CYTOPLASMIC FRA-1 AND c-FOS: POTENTIAL TARGETS FOR SPECIFIC BREAST CANCER THERAPY

RACCA, AC; PRUCCA CG; CAPUTTO BL

Puerto Iguazu

Conferencia; 56th International Conference on the Bioscience of Lipids; 2015

Breast cancer is the most common cancer in women worldwide and is increasing particularly in developing countries where the majority of cases are diagnosed at late stages. Low survival rates in less developed countries can be partially explained by the lack of early detection programs. Consequently, the development of new therapies to eliminate established tumors is essential. Tumor cells require a high rate of phospholipid synthesis to support high rates of membrane biogenesis necessary for their exacerbated growth. We previously demonstrated that Fra-1 and c-Fos activate phospholipid synthesis sustaining proliferation in breast tumor tissues. These proteins are highly expressed in breast tumors contrasting with their undetectable levels in normal breast tissue. c-Fos activates particular enzymes of the pathway of synthesis of phospholipids at the endoplasmic reticulum, by physically interacting with them. Fra-1 is highly homologous to key domains of c-Fos, which allows us to propose a shared mechanism for phospholipid synthesis activation. Herein, we demonstrate examining in vitro enzymatic reactions that Fra-1, like c-Fos, activates the CDP-diacylglycerol synthase (CDS) in a dose dependent manner in MDAMB- 231 cells. Neither c-Fos nor Fra-1 affects phosphatidylinositol synthase activity.

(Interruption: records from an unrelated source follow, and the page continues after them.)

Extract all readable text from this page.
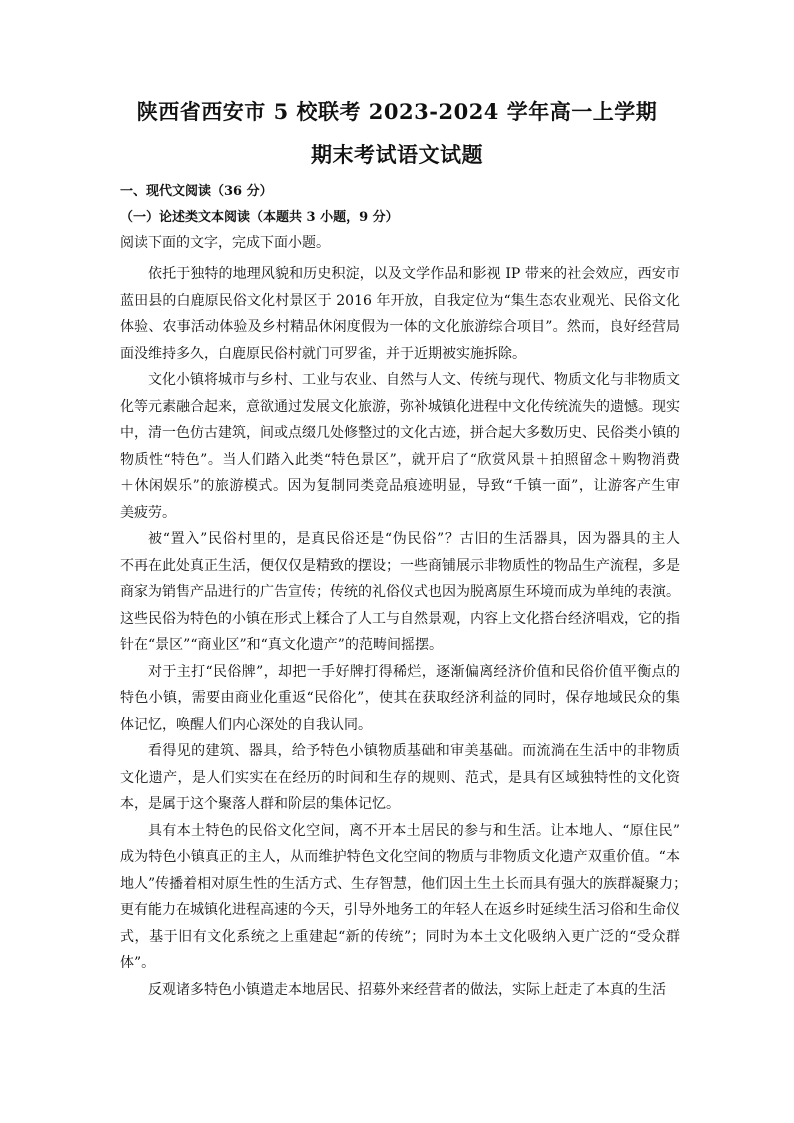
陕西省西安市 5 校联考 2023-2024 学年高一上学期
期末考试语文试题
一、现代文阅读（36 分）
（一）论述类文本阅读（本题共 3 小题，9 分）
阅读下面的文字，完成下面小题。
依托于独特的地理风貌和历史积淀，以及文学作品和影视 IP 带来的社会效应，西安市
蓝田县的白鹿原民俗文化村景区于 2016 年开放，自我定位为“集生态农业观光、民俗文化
体验、农事活动体验及乡村精品休闲度假为一体的文化旅游综合项目”。然而，良好经营局
面没维持多久，白鹿原民俗村就门可罗雀，并于近期被实施拆除。
文化小镇将城市与乡村、工业与农业、自然与人文、传统与现代、物质文化与非物质文
化等元素融合起来，意欲通过发展文化旅游，弥补城镇化进程中文化传统流失的遗憾。现实
中，清一色仿古建筑，间或点缀几处修整过的文化古迹，拼合起大多数历史、民俗类小镇的
物质性“特色”。当人们踏入此类“特色景区”，就开启了“欣赏风景＋拍照留念＋购物消费
＋休闲娱乐”的旅游模式。因为复制同类竞品痕迹明显，导致“千镇一面”，让游客产生审
美疲劳。
被“置入”民俗村里的，是真民俗还是“伪民俗”？古旧的生活器具，因为器具的主人
不再在此处真正生活，便仅仅是精致的摆设；一些商铺展示非物质性的物品生产流程，多是
商家为销售产品进行的广告宣传；传统的礼俗仪式也因为脱离原生环境而成为单纯的表演。
这些民俗为特色的小镇在形式上糅合了人工与自然景观，内容上文化搭台经济唱戏，它的指
针在“景区”“商业区”和“真文化遗产”的范畴间摇摆。
对于主打“民俗牌”，却把一手好牌打得稀烂，逐渐偏离经济价值和民俗价值平衡点的
特色小镇，需要由商业化重返“民俗化”，使其在获取经济利益的同时，保存地域民众的集
体记忆，唤醒人们内心深处的自我认同。
看得见的建筑、器具，给予特色小镇物质基础和审美基础。而流淌在生活中的非物质
文化遗产，是人们实实在在经历的时间和生存的规则、范式，是具有区域独特性的文化资
本，是属于这个聚落人群和阶层的集体记忆。
具有本土特色的民俗文化空间，离不开本土居民的参与和生活。让本地人、“原住民”
成为特色小镇真正的主人，从而维护特色文化空间的物质与非物质文化遗产双重价值。“本
地人”传播着相对原生性的生活方式、生存智慧，他们因土生土长而具有强大的族群凝聚力；
更有能力在城镇化进程高速的今天，引导外地务工的年轻人在返乡时延续生活习俗和生命仪
式，基于旧有文化系统之上重建起“新的传统”；同时为本土文化吸纳入更广泛的“受众群
体”。
反观诸多特色小镇遣走本地居民、招募外来经营者的做法，实际上赶走了本真的生活
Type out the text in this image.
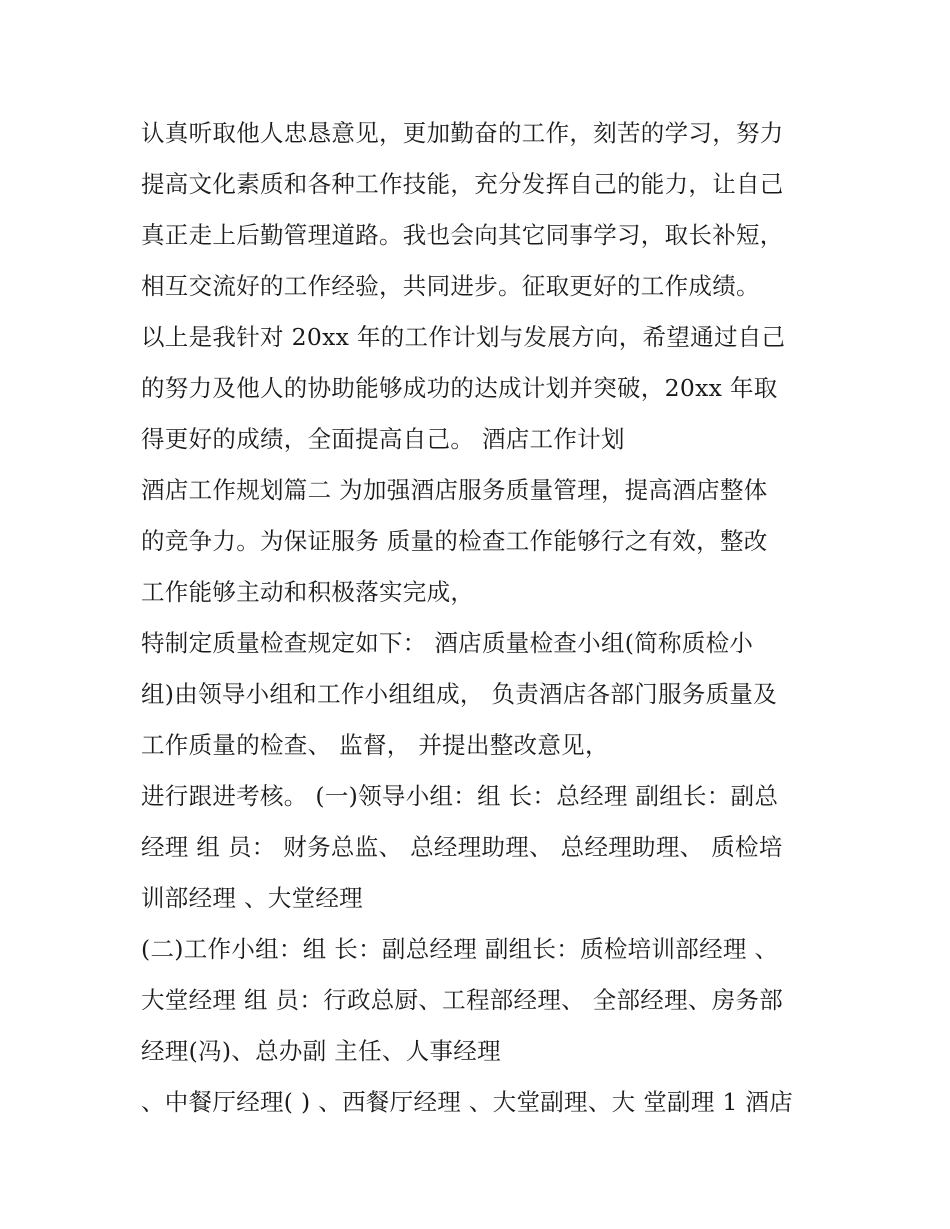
认真听取他人忠恳意见，更加勤奋的工作，刻苦的学习，努力
提高文化素质和各种工作技能，充分发挥自己的能力，让自己
真正走上后勤管理道路。我也会向其它同事学习，取长补短，
相互交流好的工作经验，共同进步。征取更好的工作成绩。
以上是我针对 20xx 年的工作计划与发展方向，希望通过自己
的努力及他人的协助能够成功的达成计划并突破，20xx 年取
得更好的成绩，全面提高自己。 酒店工作计划
酒店工作规划篇二 为加强酒店服务质量管理，提高酒店整体
的竞争力。为保证服务 质量的检查工作能够行之有效，整改
工作能够主动和积极落实完成，
特制定质量检查规定如下： 酒店质量检查小组(简称质检小
组)由领导小组和工作小组组成， 负责酒店各部门服务质量及
工作质量的检查、 监督， 并提出整改意见，
进行跟进考核。 (一)领导小组：组 长：总经理 副组长：副总
经理 组 员： 财务总监、 总经理助理、 总经理助理、 质检培
训部经理 、大堂经理
(二)工作小组：组 长：副总经理 副组长：质检培训部经理 、
大堂经理 组 员：行政总厨、工程部经理、 全部经理、房务部
经理(冯)、总办副 主任、人事经理
、中餐厅经理( ) 、西餐厅经理 、大堂副理、大 堂副理 1 酒店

Similar experiments performed with deletion mutants indicate that CDS activation is mediated by the basic domain of Fra-1. Moreover, FRET experiments revealed that Fra-1 binds to the enzyme it activates through its N-terminal domain, as occurs with c-Fos.Preliminary results show that the physical association between Fra-1´s N-terminal domain with the enzyme it activates can act as a negative dominant peptide that to prevents breast tumor cell proliferation. These results highlight cytoplasmic Fra-1 and c-Fos as potential targets for a novel breast cancer therapy by inhibition of phospholipid synthesis. As no Fra-1 or c-Fos expression is observed in non-tumor breast cells, this type of therapy should not affect normal breast cells.